Deze Japanner bezocht alle Nederlandse stadions, maar waarom?

Het is een druilerige herfstavond in november wanneer in de webshop van Staantribune een opmerkelijke bestelling binnenkomt. Een zekere Mr. Tsukushi bestelt maar liefst dertig Staantribunes, drie Estadio’s en het (inmiddels uitverkochte) boek Plein, allemaal bestemd voor een adres in Tokio. Waarom zou een Japanner, die waarschijnlijk geen Nederlands begrijpt, zo’n enorme lading uitgaves van Staantribune willen hebben?

Bol.com

De man achter de bestelling is Naoki Tsukushi. Hij is een uitgesproken stadionfreak: als liefhebber én stadionconsultant reist hij meerdere keren per jaar naar onder meer Nederland, België, Duitsland, Zwitserland en het Verenigd Koninkrijk om inspiratie op te doen voor stadionbouw in zijn thuisland. Inmiddels heeft hij wereldwijd al meer dan vijfhonderd stadions bezocht.

Viskoekjes

Hoe Naoki bij Staantribune kwam, begint bij een bezoek aan SC Cambuur. “Vrienden in de Nederlandse voetbal- en stadionwereld hadden mij in contact gebracht met verschillende voetbalclubs. Vrijwel iedere club reageert positief op mijn verzoek om langs te komen, maar Cambuur reageerde niet”, vertelt hij.

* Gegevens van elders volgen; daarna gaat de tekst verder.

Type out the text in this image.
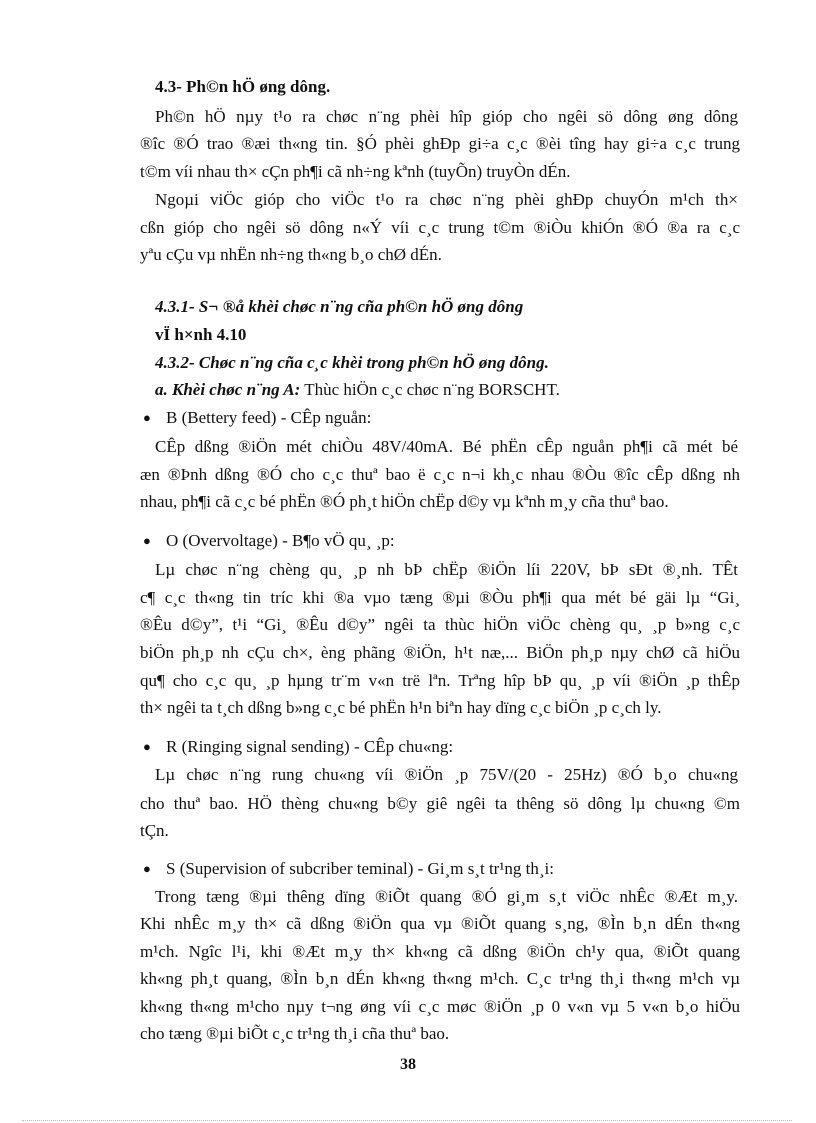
4.3- Ph©n hÖ øng dông.
Ph©n hÖ nµy t¹o ra chøc n¨ng phèi hîp gióp cho ngêi sö dông øng dông
®îc ®Ó trao ®æi th«ng tin. §Ó phèi ghÐp gi÷a c¸c ®èi tîng hay gi÷a c¸c trung
t©m víi nhau th× cÇn ph¶i cã nh÷ng kªnh (tuyÕn) truyÒn dÉn.
Ngoµi viÖc gióp cho viÖc t¹o ra chøc n¨ng phèi ghÐp chuyÓn m¹ch th×
cßn gióp cho ngêi sö dông n«Ý víi c¸c trung t©m ®iÒu khiÓn ®Ó ®a ra c¸c
yªu cÇu vµ nhËn nh÷ng th«ng b¸o chØ dÉn.
4.3.1- S¬ ®å khèi chøc n¨ng cña ph©n hÖ øng dông
vÏ h×nh 4.10
4.3.2- Chøc n¨ng cña c¸c khèi trong ph©n hÖ øng dông.
a. Khèi chøc n¨ng A: Thùc hiÖn c¸c chøc n¨ng BORSCHT.
● B (Bettery feed) - CÊp nguån:
CÊp dßng ®iÖn mét chiÒu 48V/40mA. Bé phËn cÊp nguån ph¶i cã mét bé
æn ®Þnh dßng ®Ó cho c¸c thuª bao ë c¸c n¬i kh¸c nhau ®Òu ®îc cÊp dßng nh
nhau, ph¶i cã c¸c bé phËn ®Ó ph¸t hiÖn chËp d©y vµ kªnh m¸y cña thuª bao.
● O (Overvoltage) - B¶o vÖ qu¸ ¸p:
Lµ chøc n¨ng chèng qu¸ ¸p nh bÞ chËp ®iÖn líi 220V, bÞ sÐt ®¸nh. TÊt
c¶ c¸c th«ng tin tríc khi ®a vµo tæng ®µi ®Òu ph¶i qua mét bé gäi lµ “Gi¸
®Êu d©y”, t¹i “Gi¸ ®Êu d©y” ngêi ta thùc hiÖn viÖc chèng qu¸ ¸p b»ng c¸c
biÖn ph¸p nh cÇu ch×, èng phãng ®iÖn, h¹t næ,... BiÖn ph¸p nµy chØ cã hiÖu
qu¶ cho c¸c qu¸ ¸p hµng tr¨m v«n trë lªn. Trªng hîp bÞ qu¸ ¸p víi ®iÖn ¸p thÊp
th× ngêi ta t¸ch dßng b»ng c¸c bé phËn h¹n biªn hay dïng c¸c biÖn ¸p c¸ch ly.
● R (Ringing signal sending) - CÊp chu«ng:
Lµ chøc n¨ng rung chu«ng víi ®iÖn ¸p 75V/(20 - 25Hz) ®Ó b¸o chu«ng
cho thuª bao. HÖ thèng chu«ng b©y giê ngêi ta thêng sö dông lµ chu«ng ©m
tÇn.
● S (Supervision of subcriber teminal) - Gi¸m s¸t tr¹ng th¸i:
Trong tæng ®µi thêng dïng ®iÕt quang ®Ó gi¸m s¸t viÖc nhÊc ®Æt m¸y.
Khi nhÊc m¸y th× cã dßng ®iÖn qua vµ ®iÕt quang s¸ng, ®Ìn b¸n dÉn th«ng
m¹ch. Ngîc l¹i, khi ®Æt m¸y th× kh«ng cã dßng ®iÖn ch¹y qua, ®iÕt quang
kh«ng ph¸t quang, ®Ìn b¸n dÉn kh«ng th«ng m¹ch. C¸c tr¹ng th¸i th«ng m¹ch vµ
kh«ng th«ng m¹cho nµy t¬ng øng víi c¸c møc ®iÖn ¸p 0 v«n vµ 5 v«n b¸o hiÖu
cho tæng ®µi biÕt c¸c tr¹ng th¸i cña thuª bao.
38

De Japanner besloot op een dag vanuit zijn hotel in Hoofddorp op de bonnefooi de trein naar Leeuwarden te pakken. “Ik hou van de ov-chipkaart. Je kunt overal heen.” Hij wilde zowel het oude als het nieuwe stadion van Cambuur zien. Toen hij bij het oude stadion aankwam, vroeg een medewerker hem wat hij kwam doen. “Toen ik vertelde dat ik helemaal uit Japan was gekomen, kreeg ik de sleutels en mocht ik overal rondkijken.”

Naoki Tsukushi

In het centrum van de stad wees dezelfde medewerker hem op de kleine fanshop van de club. Daar ziet Naoki een exemplaar van Estadio, over het Cambuurstadion. Het was liefde op het eerste gezicht. “De werknemer schreef de website van Staantribune op een briefje”, vertelt Naoki. “In het hotel heb ik meteen jullie magazines en de boeken besteld. De foto’s zijn fantastisch. De tekst scan ik met mijn telefoon en vertaal ik vervolgens.”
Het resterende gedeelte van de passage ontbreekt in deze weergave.